Only we can restore public confidence in GPs

Darzi clinics and franchised APMS surgeries are threatening the existence of traditional primary care, and yet the media are silent and the public remain unmoved. Why?

Although the imposition of APMS clinics is government-inspired, I believe strongly that we GPs are contributing to our own demise. Indeed, it is only by recognising where we have alienated both the public and the government that we will be able to make changes and resist the threat.

The bottom line is that although patients rate their GPs highly as individuals, the practices we run are frequently disliked for their user-unfriendliness.

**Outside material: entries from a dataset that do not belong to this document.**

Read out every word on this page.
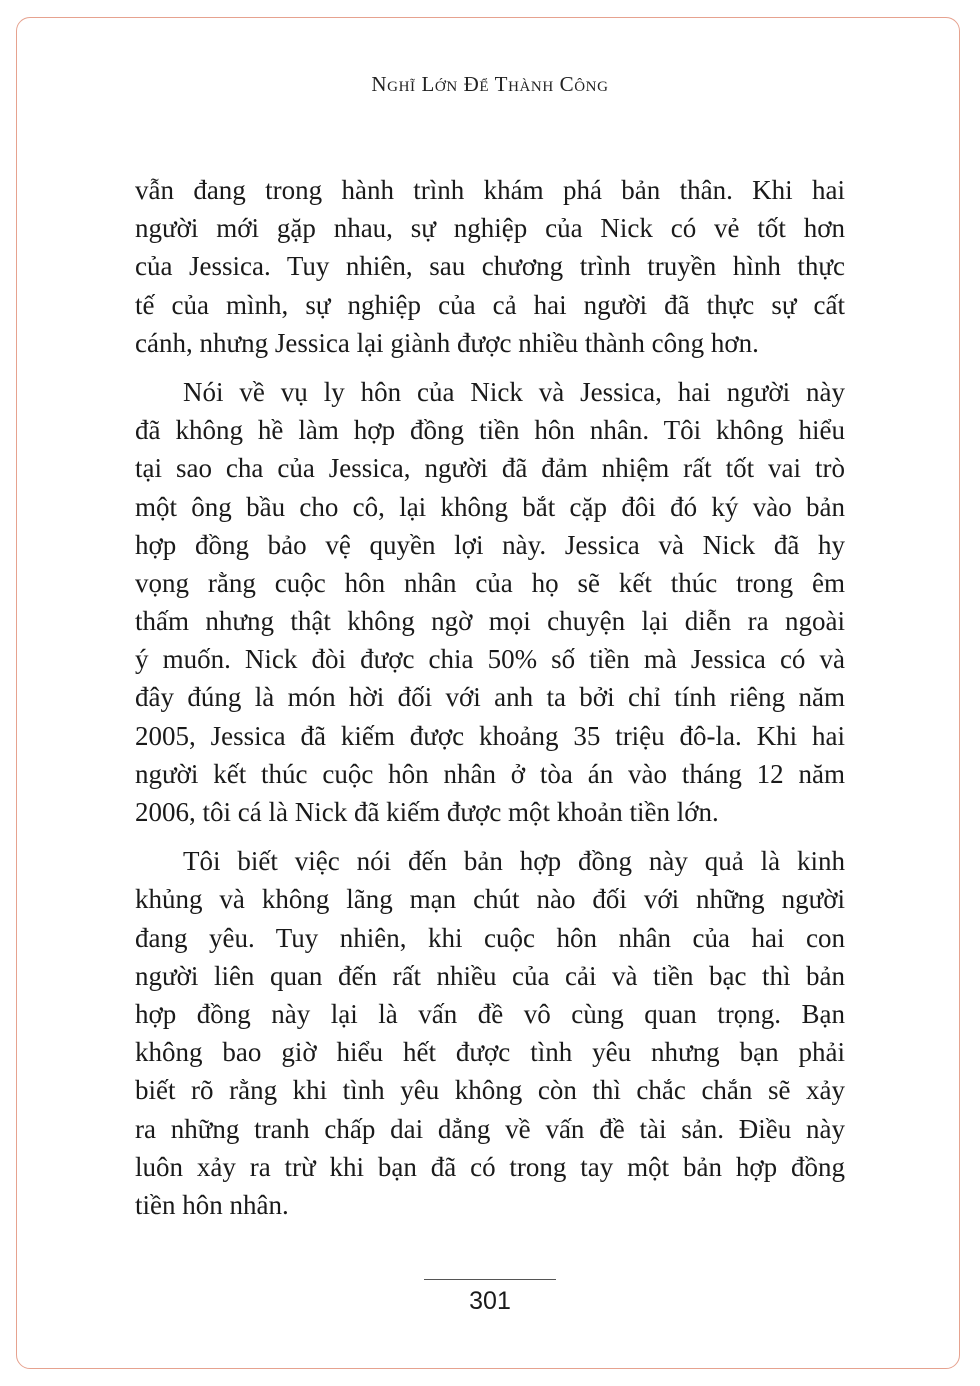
Nghĩ Lớn Để Thành Công

vẫn đang trong hành trình khám phá bản thân. Khi hai
người mới gặp nhau, sự nghiệp của Nick có vẻ tốt hơn
của Jessica. Tuy nhiên, sau chương trình truyền hình thực
tế của mình, sự nghiệp của cả hai người đã thực sự cất
cánh, nhưng Jessica lại giành được nhiều thành công hơn.

Nói về vụ ly hôn của Nick và Jessica, hai người này
đã không hề làm hợp đồng tiền hôn nhân. Tôi không hiểu
tại sao cha của Jessica, người đã đảm nhiệm rất tốt vai trò
một ông bầu cho cô, lại không bắt cặp đôi đó ký vào bản
hợp đồng bảo vệ quyền lợi này. Jessica và Nick đã hy
vọng rằng cuộc hôn nhân của họ sẽ kết thúc trong êm
thấm nhưng thật không ngờ mọi chuyện lại diễn ra ngoài
ý muốn. Nick đòi được chia 50% số tiền mà Jessica có và
đây đúng là món hời đối với anh ta bởi chỉ tính riêng năm
2005, Jessica đã kiếm được khoảng 35 triệu đô-la. Khi hai
người kết thúc cuộc hôn nhân ở tòa án vào tháng 12 năm
2006, tôi cá là Nick đã kiếm được một khoản tiền lớn.

Tôi biết việc nói đến bản hợp đồng này quả là kinh
khủng và không lãng mạn chút nào đối với những người
đang yêu. Tuy nhiên, khi cuộc hôn nhân của hai con
người liên quan đến rất nhiều của cải và tiền bạc thì bản
hợp đồng này lại là vấn đề vô cùng quan trọng. Bạn
không bao giờ hiểu hết được tình yêu nhưng bạn phải
biết rõ rằng khi tình yêu không còn thì chắc chắn sẽ xảy
ra những tranh chấp dai dẳng về vấn đề tài sản. Điều này
luôn xảy ra trừ khi bạn đã có trong tay một bản hợp đồng
tiền hôn nhân.

301
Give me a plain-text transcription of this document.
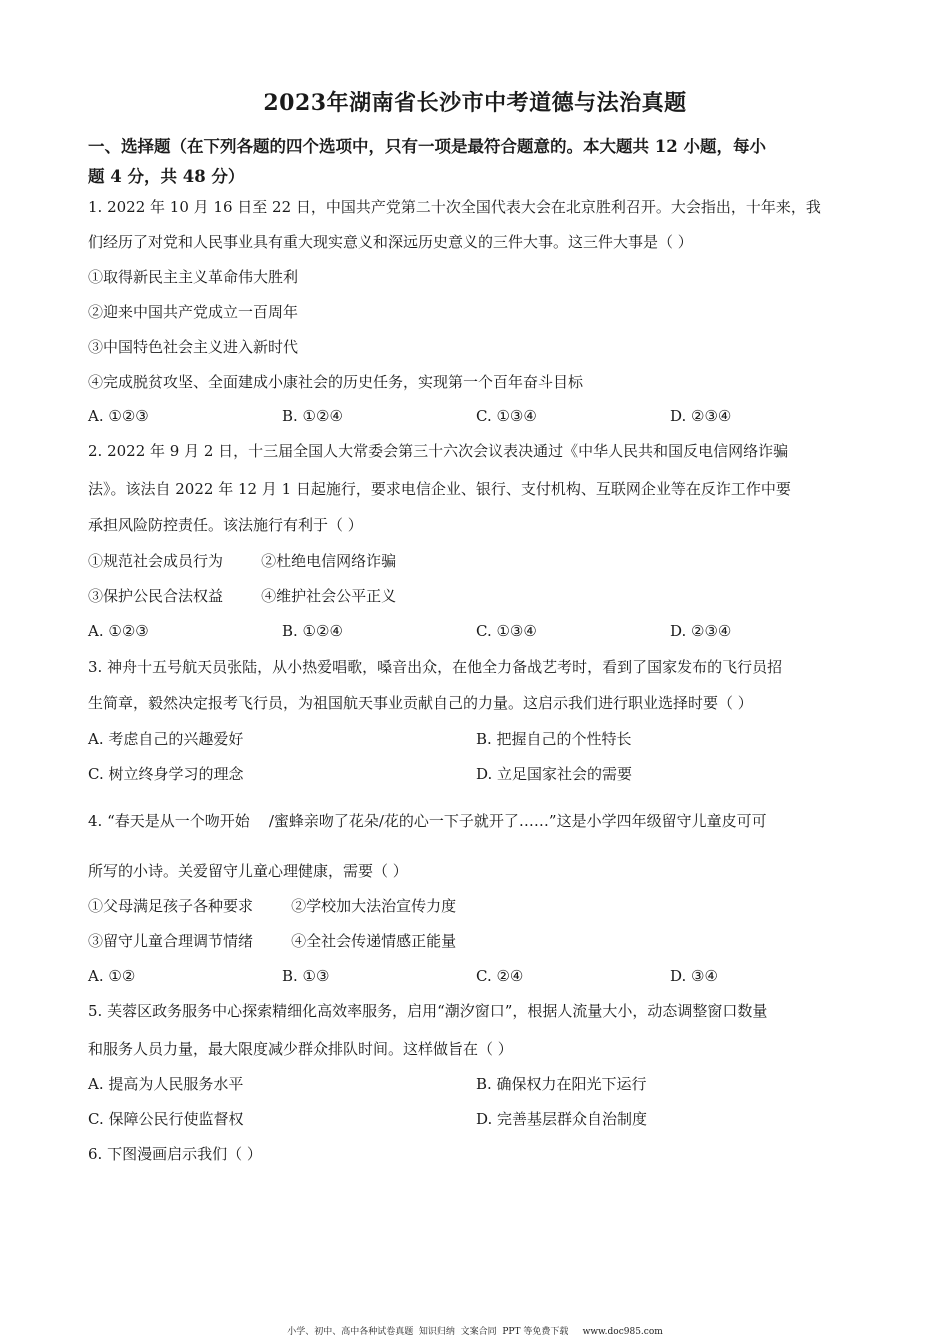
2023年湖南省长沙市中考道德与法治真题
一、选择题（在下列各题的四个选项中，只有一项是最符合题意的。本大题共 12 小题，每小
题 4 分，共 48 分）
1. 2022 年 10 月 16 日至 22 日，中国共产党第二十次全国代表大会在北京胜利召开。大会指出，十年来，我
们经历了对党和人民事业具有重大现实意义和深远历史意义的三件大事。这三件大事是（ ）
①取得新民主主义革命伟大胜利
②迎来中国共产党成立一百周年
③中国特色社会主义进入新时代
④完成脱贫攻坚、全面建成小康社会的历史任务，实现第一个百年奋斗目标
A. ①②③	B. ①②④	C. ①③④	D. ②③④
2. 2022 年 9 月 2 日，十三届全国人大常委会第三十六次会议表决通过《中华人民共和国反电信网络诈骗
法》。该法自 2022 年 12 月 1 日起施行，要求电信企业、银行、支付机构、互联网企业等在反诈工作中要
承担风险防控责任。该法施行有利于（ ）
①规范社会成员行为        ②杜绝电信网络诈骗
③保护公民合法权益        ④维护社会公平正义
A. ①②③	B. ①②④	C. ①③④	D. ②③④
3. 神舟十五号航天员张陆，从小热爱唱歌，嗓音出众，在他全力备战艺考时，看到了国家发布的飞行员招
生简章，毅然决定报考飞行员，为祖国航天事业贡献自己的力量。这启示我们进行职业选择时要（ ）
A. 考虑自己的兴趣爱好	B. 把握自己的个性特长
C. 树立终身学习的理念	D. 立足国家社会的需要
4. “春天是从一个吻开始    /蜜蜂亲吻了花朵/花的心一下子就开了……”这是小学四年级留守儿童皮可可
所写的小诗。关爱留守儿童心理健康，需要（ ）
①父母满足孩子各种要求        ②学校加大法治宣传力度
③留守儿童合理调节情绪        ④全社会传递情感正能量
A. ①②	B. ①③	C. ②④	D. ③④
5. 芙蓉区政务服务中心探索精细化高效率服务，启用“潮汐窗口”，根据人流量大小，动态调整窗口数量
和服务人员力量，最大限度减少群众排队时间。这样做旨在（ ）
A. 提高为人民服务水平	B. 确保权力在阳光下运行
C. 保障公民行使监督权	D. 完善基层群众自治制度
6. 下图漫画启示我们（ ）
小学、初中、高中各种试卷真题  知识归纳  文案合同  PPT 等免费下载     www.doc985.com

Firstly, we have not policed ourselves properly. A small percentage of our number are incompetent, lazy or addicted/alcoholic. We all know who they are; we would never let our families register with them. Yet we have allowed these inferior practitioners to continue misdiagnosing, mistreating and damaging patients without protesting, reporting them, or saying a word. Yet we say that 'we care about the patients'. (Do we really mean we care about our patients, but ignore the needs of the wider community?) Our lack of action has not gone unnoticed.

We have also not made ourselves properly available. Would we really let our banks treat us as so many practices do their patients, refusing to let us book an appointment a few weeks ahead? Or insisting that we spend three quarters of an hour first thing in the morning fruitlessly calling the appointment line, only to be told that today's appointments are now filled and to try again the next day? Would we treat our private patients like this?

Practices thought they were being clever in gaming the access targets, but patients are hugely inconvenienced. No wonder the hated Patricia Hewitt was adamant that some of our increased remuneration should have been ploughed back into patient care, buying in more doctor time and improving patient access. For once - just once - she was right.

Our refusal to discipline poor-quality GPs and our failure to respond to the real needs of a large proportion of our patients, coupled with our perceived (alleged) high salaries means we have turned the media and a large percentage of the population against us - not as individuals, but as businesses.